Turned to ashes

By Steve Woodward

“Progressives think that hating not only (Donald) Trump but all conservatives settles their debts and cleanses them of sin,” writes Lance Morrow of the Ethics and Public Policy Center. “It gives them a certain moral luster.”

But Morrow does not go so far as to dismiss their hatred as off-the-rails hysteria. Like many who never became comfortable with Trump’s ascendency to the White House, who were quick to cringe over a Rosie O’Donnell tweet but slow to celebrate a policy triumph, he gives progressives something of the benefit of the doubt.
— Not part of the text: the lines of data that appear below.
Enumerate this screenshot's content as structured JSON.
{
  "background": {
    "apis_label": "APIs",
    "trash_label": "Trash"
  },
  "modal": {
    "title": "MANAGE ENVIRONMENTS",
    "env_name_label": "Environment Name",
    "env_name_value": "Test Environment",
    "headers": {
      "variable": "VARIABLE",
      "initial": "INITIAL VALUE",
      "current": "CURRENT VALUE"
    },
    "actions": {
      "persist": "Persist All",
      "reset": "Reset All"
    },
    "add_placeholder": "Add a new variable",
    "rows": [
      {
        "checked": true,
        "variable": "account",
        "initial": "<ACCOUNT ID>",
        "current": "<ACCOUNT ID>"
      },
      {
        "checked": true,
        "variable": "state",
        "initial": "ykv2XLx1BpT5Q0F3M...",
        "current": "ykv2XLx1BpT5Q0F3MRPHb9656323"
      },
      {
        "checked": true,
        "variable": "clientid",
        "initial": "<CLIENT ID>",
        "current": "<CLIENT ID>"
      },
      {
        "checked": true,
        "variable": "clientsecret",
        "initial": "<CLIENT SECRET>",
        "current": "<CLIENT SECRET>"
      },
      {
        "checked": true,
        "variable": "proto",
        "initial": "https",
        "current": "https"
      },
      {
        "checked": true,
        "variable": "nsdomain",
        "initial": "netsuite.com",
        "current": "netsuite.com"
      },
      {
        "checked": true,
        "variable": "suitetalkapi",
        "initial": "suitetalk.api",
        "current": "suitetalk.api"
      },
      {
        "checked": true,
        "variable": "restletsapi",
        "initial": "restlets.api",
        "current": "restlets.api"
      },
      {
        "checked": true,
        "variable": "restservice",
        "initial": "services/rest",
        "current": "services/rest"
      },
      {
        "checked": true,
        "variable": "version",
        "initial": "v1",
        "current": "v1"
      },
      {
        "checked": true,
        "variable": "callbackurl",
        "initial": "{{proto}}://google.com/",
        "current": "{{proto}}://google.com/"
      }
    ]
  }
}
“Whatever else one may say about Jan. 6, it was one of the stupidest afternoons in American history,” Morrow writes. “(Four centuries ago) Russia’s new (religious) orthodoxy eventually burned the archpriest (patron of the ‘old believers’) at the stake. The 21st-century left would do the same to Mr. Trump if it could. It may not be necessary. He’s a burnt-out case, an exhausted volcano, in Disraeli’s phrase. Let Palm Beach have him.”
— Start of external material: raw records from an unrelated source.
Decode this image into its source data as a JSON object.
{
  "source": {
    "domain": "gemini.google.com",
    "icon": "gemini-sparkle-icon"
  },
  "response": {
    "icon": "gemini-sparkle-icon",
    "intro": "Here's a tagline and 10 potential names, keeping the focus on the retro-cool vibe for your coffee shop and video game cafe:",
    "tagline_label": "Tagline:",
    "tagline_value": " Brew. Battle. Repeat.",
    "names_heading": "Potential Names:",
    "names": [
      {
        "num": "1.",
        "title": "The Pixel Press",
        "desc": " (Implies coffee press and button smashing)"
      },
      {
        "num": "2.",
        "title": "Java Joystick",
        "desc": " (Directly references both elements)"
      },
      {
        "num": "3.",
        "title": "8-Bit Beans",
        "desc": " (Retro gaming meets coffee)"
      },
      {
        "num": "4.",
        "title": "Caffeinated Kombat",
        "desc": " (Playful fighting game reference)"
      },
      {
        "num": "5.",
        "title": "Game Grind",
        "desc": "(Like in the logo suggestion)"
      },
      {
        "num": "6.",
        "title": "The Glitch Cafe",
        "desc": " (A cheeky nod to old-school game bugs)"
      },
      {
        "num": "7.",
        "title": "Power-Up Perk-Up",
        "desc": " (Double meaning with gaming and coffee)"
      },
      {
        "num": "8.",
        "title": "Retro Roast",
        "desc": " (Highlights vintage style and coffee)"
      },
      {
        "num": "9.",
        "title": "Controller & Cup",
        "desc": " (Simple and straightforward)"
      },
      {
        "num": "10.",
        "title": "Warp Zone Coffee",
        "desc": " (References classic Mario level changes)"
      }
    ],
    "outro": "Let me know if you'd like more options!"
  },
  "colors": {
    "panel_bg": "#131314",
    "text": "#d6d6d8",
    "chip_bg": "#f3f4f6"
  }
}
This is where Morrow misses the source of the anger that sent thousands to Washington two months after the curious developments surrounding the Nov. 3, 2020, election. Their swarming of our Nation’s Capital never was driven by Trump’s “rhetoric”, the central talking point of the Left serving media. These were patriots, not zombies. It was fueled entirely by the many cases of voter fraud that were mounting ahead of and during Georgia’s Jan. 5 special elections for U.S. Senate seats (cases which in Arizona, Georgia, New Hampshire and Pennsylvania are being fortified by audits and investigations).

Nevertheless, the stupidity to which Mr. Morrow eludes in his June 18 Wall Street Journal op-ed, “America’s Old Believers Need to Move Past Donald Trump”, I would acknowledge could be properly assigned to those massive throngs gathered on and near The Ellipse on January 6. 
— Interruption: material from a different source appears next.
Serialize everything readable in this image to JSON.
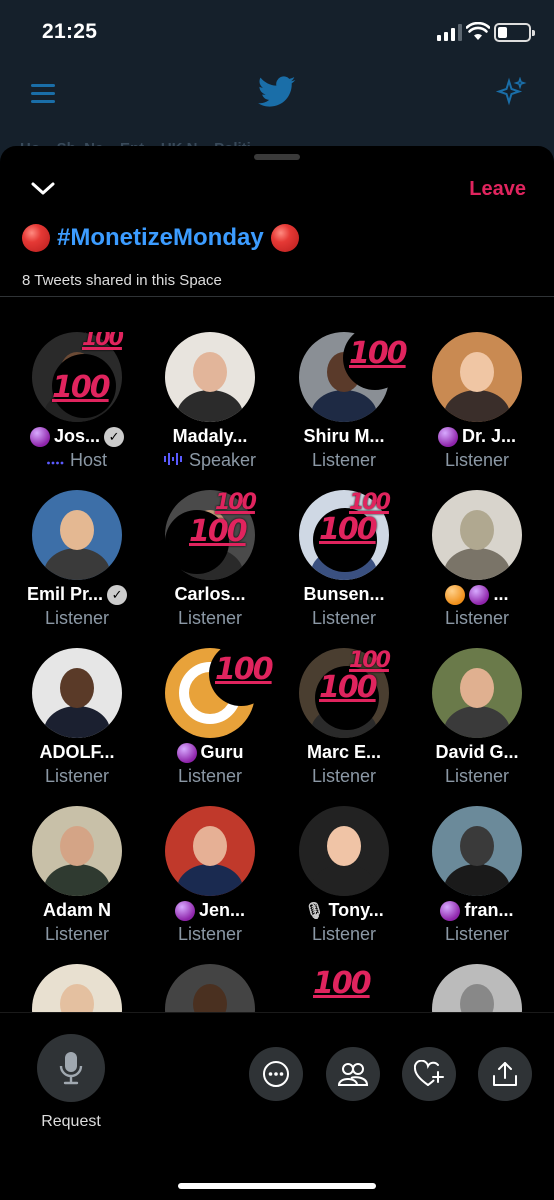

Why might I agree with Mr. Morrow’s harsh criticism? Because many – including myself — did not layer adequately to protect themselves from bone-chilling, gusty winds as President Trump spoke. Quite stupid, for sure. Thus, plans to parade to the U.S. Capitol were scrapped in the name of practical concerns such as warmth and restrooms. It is a shame. Had thousands more trekked to the Capitol to assemble and hear from speakers – as was the intent by organizers – the contrast between militants assigned to “storm” the building and the rest of the assembled would have been even more stark. It would have been quite obvious that the vast majority had come to rally peacefully and to display unity.

But if we give credence to Mr. Morrow’s conclusion, that some of these acted stupidly, how then do we characterize the Marxist rioters, looters, arsonists and murderers who devastated American cities across a long violent summer of 2020? Are theirs the actions of merely stupid, misguided youth? While the Trump era certainly is not reduced, as Mr. Morrow contends, to smoldering embers; the burnt-out small businesses, restaurants and public squares of urban America are today boarded-up, vandalized memories, ashes scattered to the winds.